A hot potato: Is the AI industry a bubble waiting to burst? It seems Meta hasn't lost confidence that the technology is the future: the social media giant just announced its capital expenditures this year will be $10 billion more than expected and could reach as much as $145 billion.

CEO Mark Zuckerberg said most of Meta's spending increase was due to higher component costs and additional data center costs to "support future-year capacity."

The figure marks another massive leap in the amount of money Meta is spending on AI. The company spent $72.2 billion on capex in 2025, up $30 billion compared to the previous year.

Should this year's spending spree reach the forecast maximum of $145 billion, it will have more than doubled compared to last year. It will also be more than the company spent in 2025 and 2024 combined.

The well-documented AI-driven memory crisis has pushed the price of components through the roof recently. It's a situation that is being exacerbated by the Iran conflict and resulting supply chain disruptions.

Meta is embracing AI more aggressively than most companies.

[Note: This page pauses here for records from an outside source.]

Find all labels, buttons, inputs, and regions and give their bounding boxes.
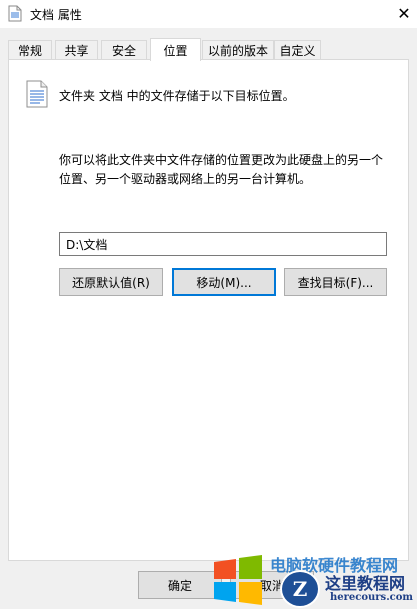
watermark-logo-icon: Z [280,570,320,608]
title-bar: 文档 属性 ✕ [0,0,417,28]
windows-logo-icon [212,554,264,609]
tab-previous-versions[interactable]: 以前的版本 [202,40,274,60]
watermark-url: herecours.com [330,592,414,603]
window-title: 文档 属性 [30,8,82,22]
find-target-button[interactable]: 查找目标(F)... [284,268,387,296]
tab-security[interactable]: 安全 [101,40,147,60]
tab-strip: 常规 共享 安全 位置 以前的版本 自定义 [8,38,409,61]
location-intro-text: 文件夹 文档 中的文件存储于以下目标位置。 [59,89,295,103]
tab-sharing[interactable]: 共享 [55,40,98,60]
close-icon[interactable]: ✕ [391,0,417,26]
ok-button[interactable]: 确定 [138,571,222,599]
move-button[interactable]: 移动(M)... [172,268,276,296]
location-path-input[interactable] [59,232,387,256]
document-icon [26,80,48,111]
tab-customize[interactable]: 自定义 [274,40,321,60]
restore-default-button[interactable]: 还原默认值(R) [59,268,163,296]
watermark: 电脑软硬件教程网 Z 这里教程网 herecours.com [212,550,417,609]
tab-location[interactable]: 位置 [150,38,201,61]
folder-doc-icon [8,5,22,25]
tab-general[interactable]: 常规 [8,40,52,60]
watermark-site-name: 这里教程网 [325,574,406,593]
location-panel: 文件夹 文档 中的文件存储于以下目标位置。 你可以将此文件夹中文件存储的位置更改… [8,59,409,561]
location-description: 你可以将此文件夹中文件存储的位置更改为此硬盘上的另一个位置、另一个驱动器或网络上… [59,153,384,186]
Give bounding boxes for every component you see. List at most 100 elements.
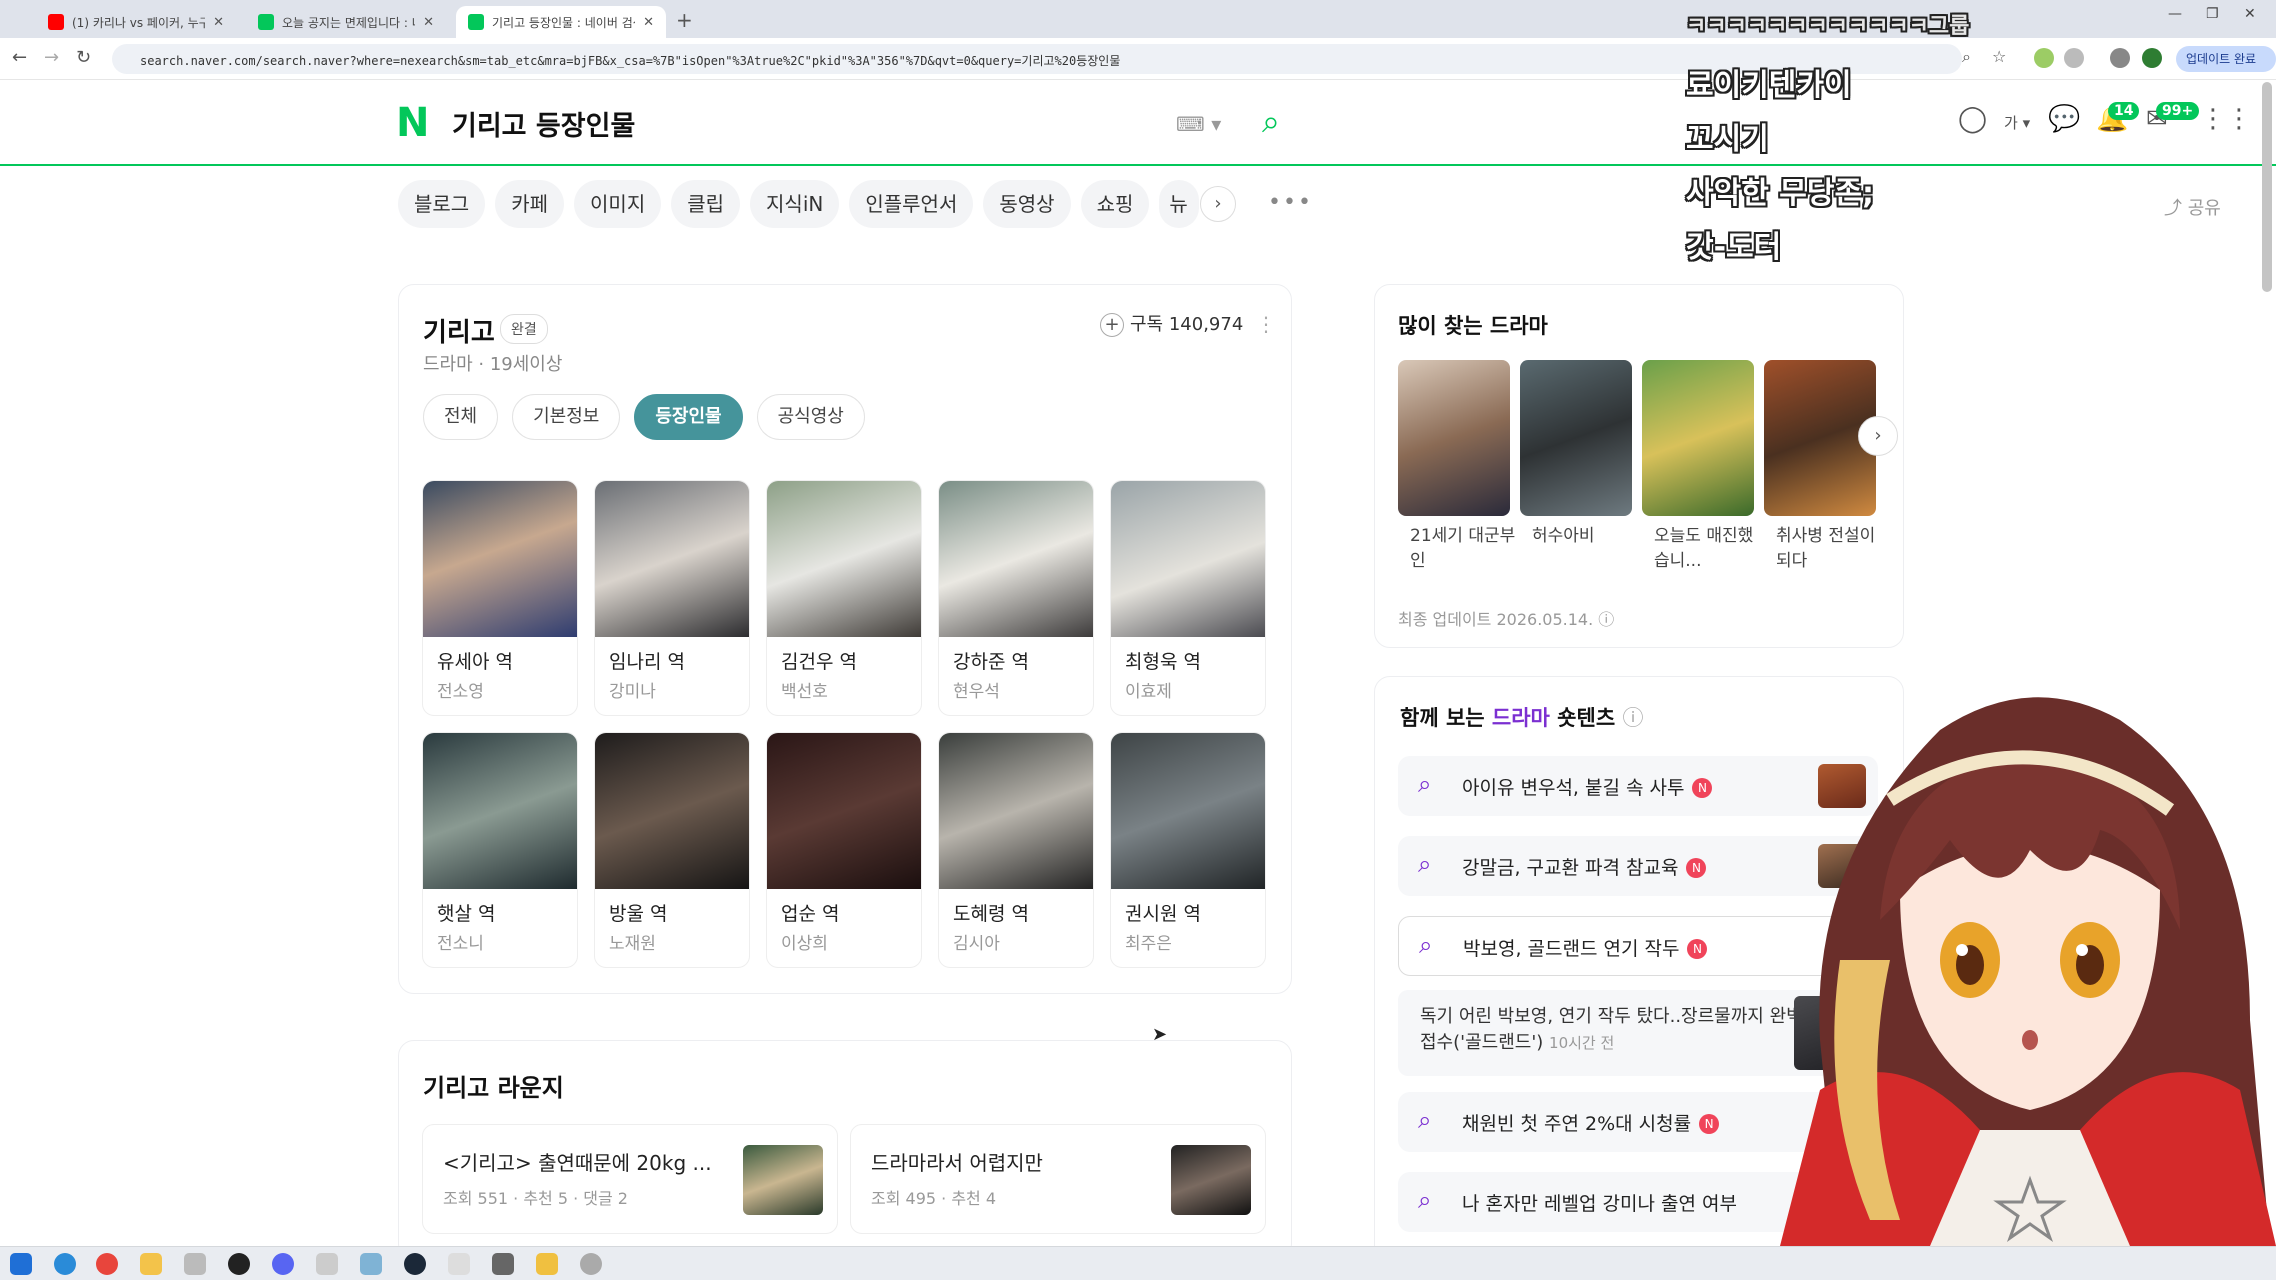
update-button[interactable]: 업데이트 완료 ⋮	[2176, 46, 2276, 92]
user-name-label[interactable]: 가 ▾	[2004, 112, 2030, 133]
cast-card[interactable]: 최형욱 역 이효제	[1110, 480, 1266, 716]
cast-card[interactable]: 임나리 역 강미나	[594, 480, 750, 716]
new-tab-icon[interactable]: +	[676, 8, 693, 32]
steam-icon[interactable]	[404, 1253, 426, 1275]
drama-poster-label[interactable]: 오늘도 매진했습니...	[1654, 524, 1766, 574]
subtab-cast[interactable]: 등장인물	[634, 394, 743, 440]
browser-tab-2[interactable]: 오늘 공지는 면제입니다 : 네이버 ✕	[246, 6, 446, 38]
tab-image[interactable]: 이미지	[574, 180, 662, 228]
back-icon[interactable]: ←	[12, 47, 27, 68]
start-icon[interactable]	[10, 1253, 32, 1275]
cast-card[interactable]: 강하준 역 현우석	[938, 480, 1094, 716]
cast-card[interactable]: 김건우 역 백선호	[766, 480, 922, 716]
app-icon[interactable]	[536, 1253, 558, 1275]
drama-poster-label[interactable]: 21세기 대군부인	[1410, 524, 1522, 574]
drama-poster[interactable]	[1642, 360, 1754, 516]
forward-icon[interactable]: →	[44, 47, 59, 68]
new-badge: N	[1687, 939, 1708, 959]
news-time: 10시간 전	[1549, 1034, 1615, 1052]
info-icon[interactable]: ⓘ	[1622, 706, 1643, 730]
profile-icon[interactable]	[2142, 48, 2162, 68]
reload-icon[interactable]: ↻	[76, 47, 91, 68]
chrome-icon[interactable]	[96, 1253, 118, 1275]
news-text: 독기 어린 박보영, 연기 작두 탔다..장르물까지 완벽 접수('골드랜드')…	[1420, 1004, 1820, 1056]
app-icon[interactable]	[184, 1253, 206, 1275]
extensions-puzzle-icon[interactable]	[2064, 48, 2084, 68]
more-dots-icon[interactable]: •••	[1268, 190, 1313, 215]
subtab-official-video[interactable]: 공식영상	[756, 394, 865, 440]
chevron-right-icon[interactable]: ›	[1200, 186, 1236, 222]
lounge-post[interactable]: <기리고> 출연때문에 20kg ... 조회 551 · 추천 5 · 댓글 …	[422, 1124, 838, 1234]
cast-photo	[1111, 733, 1265, 889]
tab-clip[interactable]: 클립	[671, 180, 741, 228]
user-avatar-icon[interactable]: ◯	[1958, 104, 1987, 134]
zoom-icon[interactable]: ⌕	[1962, 47, 1971, 67]
lounge-post[interactable]: 드라마라서 어렵지만 조회 495 · 추천 4	[850, 1124, 1266, 1234]
edge-icon[interactable]	[54, 1253, 76, 1275]
cast-role: 업순 역	[781, 903, 840, 925]
cast-card[interactable]: 업순 역 이상희	[766, 732, 922, 968]
folder-icon[interactable]	[140, 1253, 162, 1275]
cast-photo	[767, 481, 921, 637]
naver-header: N 기리고 등장인물 ⌨ ▾ ⌕ ◯ 가 ▾ 💬 🔔 14 ✉ 99+ ⋮⋮	[0, 80, 2276, 166]
more-options-icon[interactable]: ⋮	[1256, 312, 1276, 336]
close-icon[interactable]: ✕	[213, 15, 224, 30]
cast-photo	[595, 481, 749, 637]
cast-actor: 최주은	[1125, 934, 1172, 954]
cast-photo	[767, 733, 921, 889]
tab-cafe[interactable]: 카페	[495, 180, 565, 228]
search-icon[interactable]: ⌕	[1262, 102, 1280, 141]
obs-icon[interactable]	[228, 1253, 250, 1275]
tab-news[interactable]: 뉴	[1159, 180, 1200, 228]
lounge-title[interactable]: 기리고 라운지	[423, 1068, 564, 1103]
app-icon[interactable]	[580, 1253, 602, 1275]
naver-logo[interactable]: N	[396, 100, 429, 146]
apps-grid-icon[interactable]: ⋮⋮	[2200, 104, 2252, 134]
drama-poster-label[interactable]: 취사병 전설이 되다	[1776, 524, 1888, 574]
media-icon[interactable]	[2110, 48, 2130, 68]
subtab-basic-info[interactable]: 기본정보	[512, 394, 621, 440]
app-icon[interactable]	[316, 1253, 338, 1275]
keyboard-icon[interactable]: ⌨ ▾	[1176, 112, 1221, 136]
tab-shopping[interactable]: 쇼핑	[1080, 180, 1150, 228]
bookmark-star-icon[interactable]: ☆	[1992, 47, 2006, 66]
app-icon[interactable]	[448, 1253, 470, 1275]
close-icon[interactable]: ✕	[643, 15, 654, 30]
discord-icon[interactable]	[272, 1253, 294, 1275]
search-query-input[interactable]: 기리고 등장인물	[452, 104, 635, 143]
app-icon[interactable]	[360, 1253, 382, 1275]
extension-icon[interactable]	[2034, 48, 2054, 68]
drama-poster[interactable]	[1398, 360, 1510, 516]
info-icon[interactable]: ⓘ	[1598, 610, 1614, 629]
talk-icon[interactable]: 💬	[2048, 104, 2080, 134]
last-updated: 최종 업데이트 2026.05.14. ⓘ	[1398, 606, 1614, 630]
cast-card[interactable]: 도혜령 역 김시아	[938, 732, 1094, 968]
cast-card[interactable]: 권시원 역 최주은	[1110, 732, 1266, 968]
settings-gear-icon[interactable]	[492, 1253, 514, 1275]
url-field[interactable]: search.naver.com/search.naver?where=nexe…	[112, 44, 1962, 74]
drama-title[interactable]: 기리고	[423, 312, 495, 349]
drama-poster[interactable]	[1520, 360, 1632, 516]
window-close-icon[interactable]: ✕	[2244, 6, 2256, 22]
tab-blog[interactable]: 블로그	[398, 180, 486, 228]
subtab-all[interactable]: 전체	[423, 394, 499, 440]
browser-tab-1[interactable]: (1) 카리나 vs 페이커, 누구랑 드 ✕	[36, 6, 236, 38]
share-button[interactable]: ⤴ 공유	[2164, 194, 2221, 220]
tab-kin[interactable]: 지식iN	[750, 180, 840, 228]
tab-video[interactable]: 동영상	[983, 180, 1071, 228]
search-icon: ⌕	[1418, 1106, 1432, 1134]
browser-tab-3-active[interactable]: 기리고 등장인물 : 네이버 검색 ✕	[456, 6, 666, 38]
cast-card[interactable]: 유세아 역 전소영	[422, 480, 578, 716]
minimize-icon[interactable]: —	[2168, 6, 2182, 22]
cast-photo	[595, 733, 749, 889]
drama-poster-label[interactable]: 허수아비	[1532, 524, 1644, 549]
maximize-icon[interactable]: ❐	[2206, 6, 2219, 22]
cast-card[interactable]: 방울 역 노재원	[594, 732, 750, 968]
cast-actor: 현우석	[953, 682, 1000, 702]
cast-card[interactable]: 햇살 역 전소니	[422, 732, 578, 968]
carousel-next-icon[interactable]: ›	[1858, 416, 1898, 456]
page-scrollbar[interactable]	[2262, 82, 2272, 292]
close-icon[interactable]: ✕	[423, 15, 434, 30]
tab-influencer[interactable]: 인플루언서	[849, 180, 974, 228]
subscribe-button[interactable]: + 구독 140,974	[1100, 310, 1243, 337]
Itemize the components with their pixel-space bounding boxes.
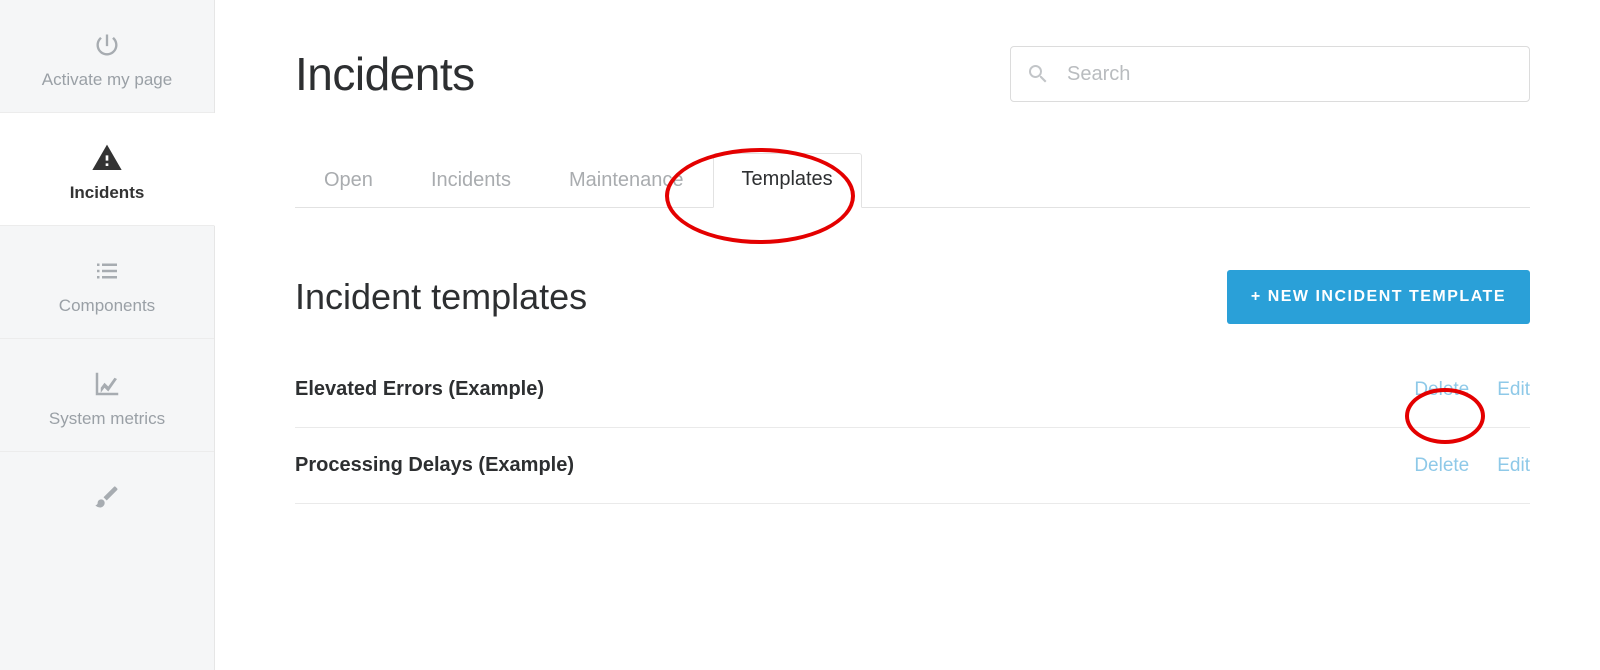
delete-link[interactable]: Delete <box>1414 379 1469 401</box>
sidebar-item-label: System metrics <box>49 409 165 429</box>
sidebar-item-label: Components <box>59 296 155 316</box>
list-icon <box>92 254 122 288</box>
delete-link[interactable]: Delete <box>1414 455 1469 477</box>
tab-maintenance[interactable]: Maintenance <box>540 154 713 208</box>
edit-link[interactable]: Edit <box>1497 379 1530 401</box>
warning-icon <box>91 141 123 175</box>
new-incident-template-button[interactable]: + NEW INCIDENT TEMPLATE <box>1227 270 1530 324</box>
template-name: Processing Delays (Example) <box>295 454 574 477</box>
sidebar-item-label: Incidents <box>70 183 145 203</box>
template-row: Processing Delays (Example) Delete Edit <box>295 428 1530 504</box>
section-title: Incident templates <box>295 276 587 318</box>
sidebar-item-activate[interactable]: Activate my page <box>0 0 214 113</box>
sidebar-item-metrics[interactable]: System metrics <box>0 339 214 452</box>
tabs: Open Incidents Maintenance Templates <box>295 152 1530 208</box>
page-title: Incidents <box>295 47 475 101</box>
search-wrap <box>1010 46 1530 102</box>
template-row: Elevated Errors (Example) Delete Edit <box>295 352 1530 428</box>
search-input[interactable] <box>1010 46 1530 102</box>
sidebar-item-components[interactable]: Components <box>0 226 214 339</box>
main-content: Incidents Open Incidents Maintenance Tem… <box>215 0 1600 670</box>
sidebar-item-customize[interactable] <box>0 452 214 544</box>
template-list: Elevated Errors (Example) Delete Edit Pr… <box>295 352 1530 504</box>
tab-templates[interactable]: Templates <box>713 153 862 208</box>
chart-icon <box>92 367 122 401</box>
brush-icon <box>93 480 121 514</box>
sidebar-item-incidents[interactable]: Incidents <box>0 113 215 226</box>
edit-link[interactable]: Edit <box>1497 455 1530 477</box>
tab-open[interactable]: Open <box>295 154 402 208</box>
sidebar: Activate my page Incidents Components Sy… <box>0 0 215 670</box>
tab-incidents[interactable]: Incidents <box>402 154 540 208</box>
template-name: Elevated Errors (Example) <box>295 378 544 401</box>
search-icon <box>1026 62 1050 86</box>
sidebar-item-label: Activate my page <box>42 70 172 90</box>
power-icon <box>93 28 121 62</box>
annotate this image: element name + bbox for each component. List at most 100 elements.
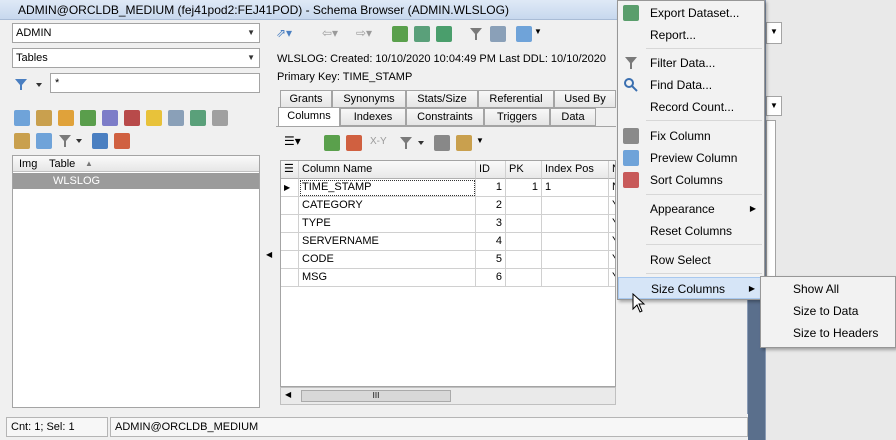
filter-mode-button[interactable] (12, 74, 46, 94)
pk-cell[interactable] (506, 233, 542, 251)
print-icon[interactable] (434, 135, 450, 151)
table-row[interactable]: TIME_STAMP (299, 179, 476, 197)
tab-triggers[interactable]: Triggers (484, 108, 550, 126)
refresh-icon[interactable] (14, 110, 30, 126)
filter-icon[interactable] (58, 133, 86, 149)
menu-item-row-select[interactable]: Row Select (618, 249, 764, 271)
menu-item-appearance[interactable]: Appearance ▶ (618, 198, 764, 220)
sql-icon[interactable] (102, 110, 118, 126)
index-pos-cell[interactable] (542, 215, 609, 233)
favorite-icon[interactable] (146, 110, 162, 126)
create-icon[interactable] (80, 110, 96, 126)
pk-cell[interactable] (506, 269, 542, 287)
table-filter-input[interactable]: * (50, 73, 260, 93)
filter-icon[interactable] (398, 135, 428, 151)
table-row[interactable]: CATEGORY (299, 197, 476, 215)
menu-icon[interactable]: ☰▾ (284, 134, 301, 148)
columns-grid[interactable]: ☰ Column Name ID PK Index Pos N ▶ TIME_S… (280, 160, 616, 387)
pk-cell[interactable] (506, 215, 542, 233)
collapse-left-icon[interactable]: ◀ (266, 250, 272, 259)
nullable-cell[interactable]: N (609, 179, 615, 197)
menu-item-export-dataset[interactable]: Export Dataset... (618, 2, 764, 24)
submenu-item-size-to-headers[interactable]: Size to Headers (761, 322, 895, 344)
menu-item-preview-column[interactable]: Preview Column (618, 147, 764, 169)
add-column-icon[interactable] (324, 135, 340, 151)
compile-icon[interactable] (190, 110, 206, 126)
id-cell[interactable]: 3 (476, 215, 506, 233)
id-cell[interactable]: 1 (476, 179, 506, 197)
nullable-cell[interactable]: Y (609, 197, 615, 215)
forward-icon[interactable]: ⇨▾ (356, 26, 372, 40)
analyze-icon[interactable] (36, 133, 52, 149)
index-pos-cell[interactable] (542, 269, 609, 287)
pk-cell[interactable]: 1 (506, 179, 542, 197)
connection-icon[interactable]: ⇗▾ (276, 26, 292, 40)
table-column-header[interactable]: Table (49, 156, 75, 172)
edit-icon[interactable] (58, 110, 74, 126)
tab-grants[interactable]: Grants (280, 90, 332, 108)
grid-horizontal-scrollbar[interactable]: ◀ III (280, 387, 616, 405)
nullable-cell[interactable]: Y (609, 251, 615, 269)
tab-constraints[interactable]: Constraints (406, 108, 484, 126)
id-header[interactable]: ID (476, 161, 506, 179)
nullable-cell[interactable]: Y (609, 215, 615, 233)
scroll-left-icon[interactable]: ◀ (285, 390, 291, 399)
export-icon[interactable] (114, 133, 130, 149)
back-icon[interactable]: ⇦▾ (322, 26, 338, 40)
nullable-cell[interactable]: Y (609, 233, 615, 251)
column-name-header[interactable]: Column Name (299, 161, 476, 179)
index-pos-cell[interactable] (542, 197, 609, 215)
list-icon[interactable] (490, 26, 506, 42)
table-row[interactable]: SERVERNAME (299, 233, 476, 251)
table-row-selected[interactable]: WLSLOG (13, 173, 259, 189)
remove-column-icon[interactable] (346, 135, 362, 151)
chevron-down-icon[interactable]: ▼ (534, 27, 542, 36)
schema-dropdown[interactable]: ADMIN ▼ (12, 23, 260, 43)
index-pos-cell[interactable]: 1 (542, 179, 609, 197)
drop-icon[interactable] (124, 110, 140, 126)
table-list[interactable]: Img Table ▲ WLSLOG (12, 155, 260, 408)
tab-referential[interactable]: Referential (478, 90, 554, 108)
nullable-cell[interactable]: Y (609, 269, 615, 287)
xy-button[interactable]: X-Y (370, 136, 387, 147)
ab-icon[interactable] (212, 110, 228, 126)
tab-synonyms[interactable]: Synonyms (332, 90, 406, 108)
menu-item-reset-columns[interactable]: Reset Columns (618, 220, 764, 242)
id-cell[interactable]: 6 (476, 269, 506, 287)
panel-splitter[interactable]: ◀ (265, 90, 273, 410)
id-cell[interactable]: 2 (476, 197, 506, 215)
chevron-down-icon[interactable]: ▼ (476, 136, 484, 145)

It appears Zuckerberg's confidence hasn't been dented by the failure of his last tech obsession, the metaverse, a concept he once believed in so much it prompted him to change the company's corporate name.

Reality Labs, the segment responsible for the metaverse efforts, saw operating losses of more than $4 billion last quarter. The division has recorded around $92.1 billion in operating losses since 2019.

Meta also announced that its revenue for the most recent quarter was up 33% YoY to $56.31 billion, its fastest quarterly growth since 2021. Revenue per person came in at $15.66, beating the $15.26 average analyst estimate.

Elsewhere, Meta's daily active people, or DAP, increased 4% YoY to 3.56 billion, but it was down 5% compared to the previous quarter. Meta said the decline was due to a restriction on access to WhatsApp in Russia and the Iran war.

Investors appeared unimpressed by Meta's willingness to keep throwing money at its AI ambitions. The company's shares fell around 6% following the earnings report, with the increased spending forecast causing concerns despite the strong revenue figures. The reaction mirrors broader fears on Wall Street that Big Tech's AI arms race is becoming increasingly expensive, and that the payoff remains uncertain.

Meta has repeatedly insisted that its AI investments will improve engagement, ad targeting, and long-term growth, but the market's response suggests patience may be wearing thin.